103I76

58歳の女性。突然の強い胸背部痛のため搬入された。8年前から高血圧の治療を受けていたが、降圧薬を飲み忘れることが多かった。意識は清明。顔面は苦悶様で冷汗を認める。血圧は右上腕で170/110mmHg、左上腕で150/70mmHg。心音と呼吸音とに異常を認めない。胸部造影CTを別に示す。CT室から帰室後、意識レベルの低下と血圧の低下(右上腕で70/52mmHg)とを認めた。
対応として適切なのはどれか。
緊急手術
胸腔ドレナージ
心臓カテーテル検査
ICU管理下での内科的治療
大動脈内バルーンパンピング

解答: a

103I76の解説

突然の強い胸背部痛を主訴とする58歳女性。血圧の左右差を認めており、胸部造影CTでは上行大動脈及び下行大動脈に偽腔を認めStanfordA型急性大動脈解離と診断する。
a 正しい。

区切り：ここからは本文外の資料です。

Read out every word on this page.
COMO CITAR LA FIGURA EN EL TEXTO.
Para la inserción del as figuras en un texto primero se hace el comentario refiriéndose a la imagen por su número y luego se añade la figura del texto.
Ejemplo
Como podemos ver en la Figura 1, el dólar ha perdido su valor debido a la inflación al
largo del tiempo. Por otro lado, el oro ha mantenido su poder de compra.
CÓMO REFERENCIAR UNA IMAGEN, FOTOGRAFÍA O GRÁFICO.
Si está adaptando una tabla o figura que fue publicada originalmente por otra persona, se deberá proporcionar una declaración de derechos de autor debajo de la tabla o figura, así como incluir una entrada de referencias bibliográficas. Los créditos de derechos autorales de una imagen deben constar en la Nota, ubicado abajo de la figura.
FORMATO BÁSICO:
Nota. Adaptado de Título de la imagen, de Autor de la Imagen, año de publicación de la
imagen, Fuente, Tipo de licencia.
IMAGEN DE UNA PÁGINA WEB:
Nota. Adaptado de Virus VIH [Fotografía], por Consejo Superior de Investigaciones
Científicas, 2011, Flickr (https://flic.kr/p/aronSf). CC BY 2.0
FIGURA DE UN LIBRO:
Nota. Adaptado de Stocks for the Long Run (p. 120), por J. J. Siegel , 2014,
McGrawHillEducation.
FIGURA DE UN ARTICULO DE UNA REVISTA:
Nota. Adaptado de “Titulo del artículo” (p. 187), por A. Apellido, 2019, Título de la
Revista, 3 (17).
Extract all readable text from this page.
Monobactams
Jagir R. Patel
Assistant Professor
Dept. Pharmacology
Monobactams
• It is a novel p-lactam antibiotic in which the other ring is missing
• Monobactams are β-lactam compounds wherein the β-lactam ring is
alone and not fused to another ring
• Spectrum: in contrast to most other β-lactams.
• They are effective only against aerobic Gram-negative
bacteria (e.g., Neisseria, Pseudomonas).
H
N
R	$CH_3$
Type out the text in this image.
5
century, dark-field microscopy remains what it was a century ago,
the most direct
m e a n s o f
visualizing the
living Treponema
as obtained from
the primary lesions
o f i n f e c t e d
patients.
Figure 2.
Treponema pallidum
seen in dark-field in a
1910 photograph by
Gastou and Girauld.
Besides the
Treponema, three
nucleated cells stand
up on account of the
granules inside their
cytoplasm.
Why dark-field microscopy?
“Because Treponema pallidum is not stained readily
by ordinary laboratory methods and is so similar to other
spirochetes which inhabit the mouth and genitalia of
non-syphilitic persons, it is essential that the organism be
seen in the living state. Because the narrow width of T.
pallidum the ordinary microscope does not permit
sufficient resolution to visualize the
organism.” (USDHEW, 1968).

意識レベルの低下と血圧の低下を認めており心タンポナーデによる閉塞性ショックをきたしている。StanfordA型急性大動脈解離は緊急手術の適応である。
b 胸腔ドレナージは気胸や血胸の際に行う。
c 心臓カテーテル検査は虚血性心疾患を疑う際に用いる検査。
d StanfordA型の大動脈解離は緊急手術が基本である。StanfordB型は血圧コントロールを中心とした内科的治療を行う。
e 大動脈解離の際に大動脈内バルーンパンピングは偽腔開大を助長してしまうため禁忌である。